2000 Hong Kong film by Samson Chiu

When I Fall in Love... with Both (月亮的秘密 (月亮的秘密, Yuèliàng de Mìmì)) is a 2000 Hong Kong anthology film consisting of three separate stories. Directed by Samson Chiu, the film stars Hong Kong actresses Michelle Reis and Theresa Lee together with Singaporean actress Fann Wong.

== Cast (in order of appearance) ==

| Cast | Role |
|---|---|
| Fann Wong | Joy |
| James Lye | Chi Sing |
| Peter Ho | Sam |
| Theresa Lee | Cherry |
| James Chan [zh] | Zhiwu |
| Sean Chan [zh] | Zhiwen |
| Michelle Reis | Cece |
| Alex Fong Chung-Sun | Nam |
| David Wu | Tung |
| Law Kar-ying |  |

== Plot summary ==

This feminist Hong Kong film comprises three separate stories telling of the predicament of modern women when they have more than one choice of a partner.

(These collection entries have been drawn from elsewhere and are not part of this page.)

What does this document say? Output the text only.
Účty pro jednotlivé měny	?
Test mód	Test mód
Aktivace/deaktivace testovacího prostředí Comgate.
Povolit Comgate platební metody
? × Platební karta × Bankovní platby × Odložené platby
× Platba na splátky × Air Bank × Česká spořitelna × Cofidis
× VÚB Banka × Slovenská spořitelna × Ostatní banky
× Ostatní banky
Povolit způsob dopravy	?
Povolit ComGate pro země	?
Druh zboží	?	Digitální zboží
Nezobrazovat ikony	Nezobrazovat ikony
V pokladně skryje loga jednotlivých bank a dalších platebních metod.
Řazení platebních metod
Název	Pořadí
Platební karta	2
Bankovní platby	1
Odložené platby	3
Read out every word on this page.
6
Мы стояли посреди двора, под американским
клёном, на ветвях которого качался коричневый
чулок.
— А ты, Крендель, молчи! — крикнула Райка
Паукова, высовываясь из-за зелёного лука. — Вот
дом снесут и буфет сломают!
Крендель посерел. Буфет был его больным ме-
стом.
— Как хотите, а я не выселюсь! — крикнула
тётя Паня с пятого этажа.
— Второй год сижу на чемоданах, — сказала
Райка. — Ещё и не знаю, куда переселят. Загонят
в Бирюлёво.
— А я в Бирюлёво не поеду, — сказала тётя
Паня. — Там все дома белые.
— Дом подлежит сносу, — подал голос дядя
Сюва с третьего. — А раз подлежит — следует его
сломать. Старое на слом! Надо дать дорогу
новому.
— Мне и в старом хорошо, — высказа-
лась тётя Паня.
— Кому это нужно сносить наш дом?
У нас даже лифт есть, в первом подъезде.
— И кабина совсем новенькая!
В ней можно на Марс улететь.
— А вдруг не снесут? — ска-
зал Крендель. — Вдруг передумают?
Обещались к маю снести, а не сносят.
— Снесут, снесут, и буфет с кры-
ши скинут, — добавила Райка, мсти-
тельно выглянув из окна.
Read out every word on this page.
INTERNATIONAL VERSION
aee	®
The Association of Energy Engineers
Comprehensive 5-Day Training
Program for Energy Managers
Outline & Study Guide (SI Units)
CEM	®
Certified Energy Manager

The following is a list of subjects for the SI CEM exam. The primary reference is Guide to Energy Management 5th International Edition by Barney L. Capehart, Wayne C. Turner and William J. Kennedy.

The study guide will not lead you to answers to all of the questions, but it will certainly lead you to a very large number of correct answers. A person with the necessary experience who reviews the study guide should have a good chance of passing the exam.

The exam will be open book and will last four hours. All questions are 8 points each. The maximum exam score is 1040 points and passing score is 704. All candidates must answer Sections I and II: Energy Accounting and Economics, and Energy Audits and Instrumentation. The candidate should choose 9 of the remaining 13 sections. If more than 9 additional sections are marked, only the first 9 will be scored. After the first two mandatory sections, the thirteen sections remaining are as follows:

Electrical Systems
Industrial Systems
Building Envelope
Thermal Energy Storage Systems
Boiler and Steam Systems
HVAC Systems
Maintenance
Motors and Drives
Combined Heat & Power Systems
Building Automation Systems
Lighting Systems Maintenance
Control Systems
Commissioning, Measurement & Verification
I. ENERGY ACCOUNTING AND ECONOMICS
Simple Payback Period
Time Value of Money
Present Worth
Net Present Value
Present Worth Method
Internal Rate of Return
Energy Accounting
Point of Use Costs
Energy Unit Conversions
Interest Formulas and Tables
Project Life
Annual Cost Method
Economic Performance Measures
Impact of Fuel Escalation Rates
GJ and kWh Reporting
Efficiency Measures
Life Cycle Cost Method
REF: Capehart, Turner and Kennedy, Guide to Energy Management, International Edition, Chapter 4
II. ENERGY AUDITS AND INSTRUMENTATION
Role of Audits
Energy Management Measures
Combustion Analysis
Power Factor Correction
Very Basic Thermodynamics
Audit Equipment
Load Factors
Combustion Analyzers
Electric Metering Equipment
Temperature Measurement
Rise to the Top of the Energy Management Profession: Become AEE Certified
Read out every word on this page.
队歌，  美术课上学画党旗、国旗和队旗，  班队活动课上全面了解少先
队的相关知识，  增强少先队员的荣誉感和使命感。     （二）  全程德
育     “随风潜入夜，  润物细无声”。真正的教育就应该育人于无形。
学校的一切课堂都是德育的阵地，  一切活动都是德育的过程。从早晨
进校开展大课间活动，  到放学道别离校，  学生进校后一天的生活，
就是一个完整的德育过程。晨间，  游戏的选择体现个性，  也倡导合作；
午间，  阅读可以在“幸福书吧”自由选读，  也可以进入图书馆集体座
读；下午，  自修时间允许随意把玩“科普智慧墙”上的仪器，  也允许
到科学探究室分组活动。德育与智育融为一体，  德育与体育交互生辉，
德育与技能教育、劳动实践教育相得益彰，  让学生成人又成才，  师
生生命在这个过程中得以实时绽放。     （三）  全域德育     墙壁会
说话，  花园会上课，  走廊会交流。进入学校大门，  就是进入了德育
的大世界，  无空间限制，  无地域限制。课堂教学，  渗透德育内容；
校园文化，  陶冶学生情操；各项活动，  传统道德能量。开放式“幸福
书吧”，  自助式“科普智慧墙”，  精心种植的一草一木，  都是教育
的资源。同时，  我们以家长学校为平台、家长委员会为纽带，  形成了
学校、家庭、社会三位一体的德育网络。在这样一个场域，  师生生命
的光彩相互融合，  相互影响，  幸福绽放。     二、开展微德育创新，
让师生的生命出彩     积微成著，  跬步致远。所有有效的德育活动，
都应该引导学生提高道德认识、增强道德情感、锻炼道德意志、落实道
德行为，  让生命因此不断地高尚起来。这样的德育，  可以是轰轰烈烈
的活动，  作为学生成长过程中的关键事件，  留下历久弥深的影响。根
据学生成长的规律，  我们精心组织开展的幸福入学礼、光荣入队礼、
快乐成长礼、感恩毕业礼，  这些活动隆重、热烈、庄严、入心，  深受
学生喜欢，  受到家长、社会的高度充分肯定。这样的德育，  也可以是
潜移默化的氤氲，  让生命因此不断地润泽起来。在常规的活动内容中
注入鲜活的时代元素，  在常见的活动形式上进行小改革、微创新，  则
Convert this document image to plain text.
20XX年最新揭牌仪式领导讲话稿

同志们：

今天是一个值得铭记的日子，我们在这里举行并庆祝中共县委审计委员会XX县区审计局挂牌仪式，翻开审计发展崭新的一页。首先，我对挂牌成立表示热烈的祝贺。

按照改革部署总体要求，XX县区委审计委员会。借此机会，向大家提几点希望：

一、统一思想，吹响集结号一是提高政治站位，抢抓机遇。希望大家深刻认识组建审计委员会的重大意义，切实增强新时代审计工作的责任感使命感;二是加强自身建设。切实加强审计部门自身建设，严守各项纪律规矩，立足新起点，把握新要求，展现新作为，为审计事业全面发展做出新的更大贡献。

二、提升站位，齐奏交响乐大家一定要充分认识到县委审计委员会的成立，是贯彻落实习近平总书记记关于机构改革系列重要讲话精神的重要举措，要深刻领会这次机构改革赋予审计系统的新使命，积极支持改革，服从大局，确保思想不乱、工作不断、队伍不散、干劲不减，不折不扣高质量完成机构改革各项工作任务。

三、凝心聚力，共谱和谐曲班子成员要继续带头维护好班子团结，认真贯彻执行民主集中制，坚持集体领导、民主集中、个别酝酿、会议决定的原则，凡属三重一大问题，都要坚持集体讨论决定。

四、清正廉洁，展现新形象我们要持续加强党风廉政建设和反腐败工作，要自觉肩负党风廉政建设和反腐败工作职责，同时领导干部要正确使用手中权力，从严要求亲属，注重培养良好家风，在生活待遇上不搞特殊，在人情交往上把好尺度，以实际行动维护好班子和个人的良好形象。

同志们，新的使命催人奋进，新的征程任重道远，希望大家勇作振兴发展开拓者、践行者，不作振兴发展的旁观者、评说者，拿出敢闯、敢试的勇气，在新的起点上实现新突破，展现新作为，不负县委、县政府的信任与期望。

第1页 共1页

In Singapore, Fann Wong is a reporter who falls for a shy baker (Peter Ho Yun-Tung) while she's seeing her suave co-worker (James Lye). Meanwhile, in Hong Kong, Theresa Lee is about to marry, but falls for her fiancé's twin brother (the two are played by twins James Chan and Sean Chan). And finally, in Macau, Michelle Reis is stuck between Alex Fong and David Wu, though not in the same way the other two women are.

== Production notes ==
- The film cost HKD$3 million to produce and film.
- The Hong Kong story was shot first, followed by the Macau story, and lastly, the Singapore story.
- While the Hong Kong and Macau stories were filmed using Cantonese dialogue, the actors in the Singapore story relied on Mandarin dialogue.
- In the final scene, Fann Wong and Theresa Lee meet up with David Wu in Macau. The filming of that scene took three days.